Markets seem, again, to be shrugging off the latest headline outrages. In any case, it pays not to take social media posts at face value, and to remember that Trump Ambit Claims Often. Surface appearances might be just that, though. Although the spread between very long US bond yields (30-year) and the usual 10-year benchmarks remains within the range of recent history, it has widened noticeably, especially in recent days. Growing concerns about US fiscal sustainability are finding expression in this way.
We see little prospect that these moves will spill over to other countries to be replicated at their central banks. If anything, other countries will increase the emphasis on the importance of central bank independence, to distinguish themselves from what is going on in the US.
For similar reasons, we see little prospect of other major advanced economies going down the route of the Trump administration. We are in fact seeing increased determination to stand as a democratic bloc apart from the US. The ‘Coalition of the Willing’ European leaders supporting Ukrainian President Zelenskyy at last week’s Washington meeting is a case in point, as is Canada’s increasing engagement with Nordic nations.
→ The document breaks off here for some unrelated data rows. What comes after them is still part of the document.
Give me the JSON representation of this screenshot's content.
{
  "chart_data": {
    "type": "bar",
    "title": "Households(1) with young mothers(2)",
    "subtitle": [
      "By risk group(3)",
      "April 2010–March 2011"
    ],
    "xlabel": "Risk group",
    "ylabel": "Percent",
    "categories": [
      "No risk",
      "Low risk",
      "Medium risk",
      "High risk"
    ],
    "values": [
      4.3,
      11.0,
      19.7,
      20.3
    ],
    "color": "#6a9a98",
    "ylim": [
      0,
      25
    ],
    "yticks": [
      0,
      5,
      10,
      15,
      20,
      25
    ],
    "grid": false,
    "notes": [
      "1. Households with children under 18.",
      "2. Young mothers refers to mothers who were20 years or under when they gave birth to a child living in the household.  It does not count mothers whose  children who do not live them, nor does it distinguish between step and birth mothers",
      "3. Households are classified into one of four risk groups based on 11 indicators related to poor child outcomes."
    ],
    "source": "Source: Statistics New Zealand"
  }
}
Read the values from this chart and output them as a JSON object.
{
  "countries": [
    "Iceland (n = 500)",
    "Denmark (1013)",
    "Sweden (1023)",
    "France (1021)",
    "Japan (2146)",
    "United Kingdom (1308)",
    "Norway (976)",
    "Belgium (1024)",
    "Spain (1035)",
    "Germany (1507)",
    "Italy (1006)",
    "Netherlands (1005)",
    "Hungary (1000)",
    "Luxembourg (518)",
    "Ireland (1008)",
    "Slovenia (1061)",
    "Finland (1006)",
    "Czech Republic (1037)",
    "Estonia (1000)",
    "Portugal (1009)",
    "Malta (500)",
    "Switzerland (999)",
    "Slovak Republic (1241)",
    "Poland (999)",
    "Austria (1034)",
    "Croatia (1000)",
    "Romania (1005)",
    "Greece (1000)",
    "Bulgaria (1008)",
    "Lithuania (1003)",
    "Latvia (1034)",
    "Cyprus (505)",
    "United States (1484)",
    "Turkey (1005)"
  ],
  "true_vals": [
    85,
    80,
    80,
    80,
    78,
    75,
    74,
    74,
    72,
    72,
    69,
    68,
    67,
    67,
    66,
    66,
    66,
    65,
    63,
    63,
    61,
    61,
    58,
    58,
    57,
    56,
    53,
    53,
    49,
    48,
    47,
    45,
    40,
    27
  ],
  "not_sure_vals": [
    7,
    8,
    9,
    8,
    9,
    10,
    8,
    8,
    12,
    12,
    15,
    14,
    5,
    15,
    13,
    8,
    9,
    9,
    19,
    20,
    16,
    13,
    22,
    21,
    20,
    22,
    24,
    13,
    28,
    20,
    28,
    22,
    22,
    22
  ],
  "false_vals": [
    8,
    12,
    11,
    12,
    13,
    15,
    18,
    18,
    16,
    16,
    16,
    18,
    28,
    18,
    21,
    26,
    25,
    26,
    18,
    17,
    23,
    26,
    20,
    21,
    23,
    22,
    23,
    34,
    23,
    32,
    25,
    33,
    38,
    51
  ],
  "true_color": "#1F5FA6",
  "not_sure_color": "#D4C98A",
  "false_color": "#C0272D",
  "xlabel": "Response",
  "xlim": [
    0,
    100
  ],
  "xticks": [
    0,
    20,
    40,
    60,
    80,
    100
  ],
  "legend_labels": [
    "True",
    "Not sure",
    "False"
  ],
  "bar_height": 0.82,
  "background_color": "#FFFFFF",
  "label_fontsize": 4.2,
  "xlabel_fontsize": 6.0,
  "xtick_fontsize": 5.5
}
The longer-term question is whether these norm-breaking acts by the Trump Administration will do lasting damage to the US’s economic performance and place in the world. This is a question of whether the checks and balances built into US institutions will ensure that they heal themselves in future years. Some of the pivots by the US’s western and Asian allies to be more self-reliant on defence will be hard to reverse. (And it’s giving President Trump what he wants.) If the experience of Brazil and the Philippines is any guide, though, norm-breaking governments do get voted out, and their legacies tend to fade as successor governments take a more moderate approach.
We also cannot rule out that resistance by Fed Governor Cook and CDC head Monarez could be the beginnings of a preference falsification cascade. First theorised by the economist Timur Kuran, the idea is that people might believe one thing, but do not express it publicly because it does not feel safe to do so. So they think everyone else believes the socially acceptable views publicly expressed even though that is not actually true. Once a few people start stating their true beliefs and ‘survive’, others join in and reveal their own true beliefs. The previous presumed consensus can crumble quickly under these circumstances.
The independence of Fed policymaking is key to the good functioning of global financial markets. But it may be that there is more at stake in a successful resistance of Trump’s attempts to fire Cook and Monarez than the position of the central bank.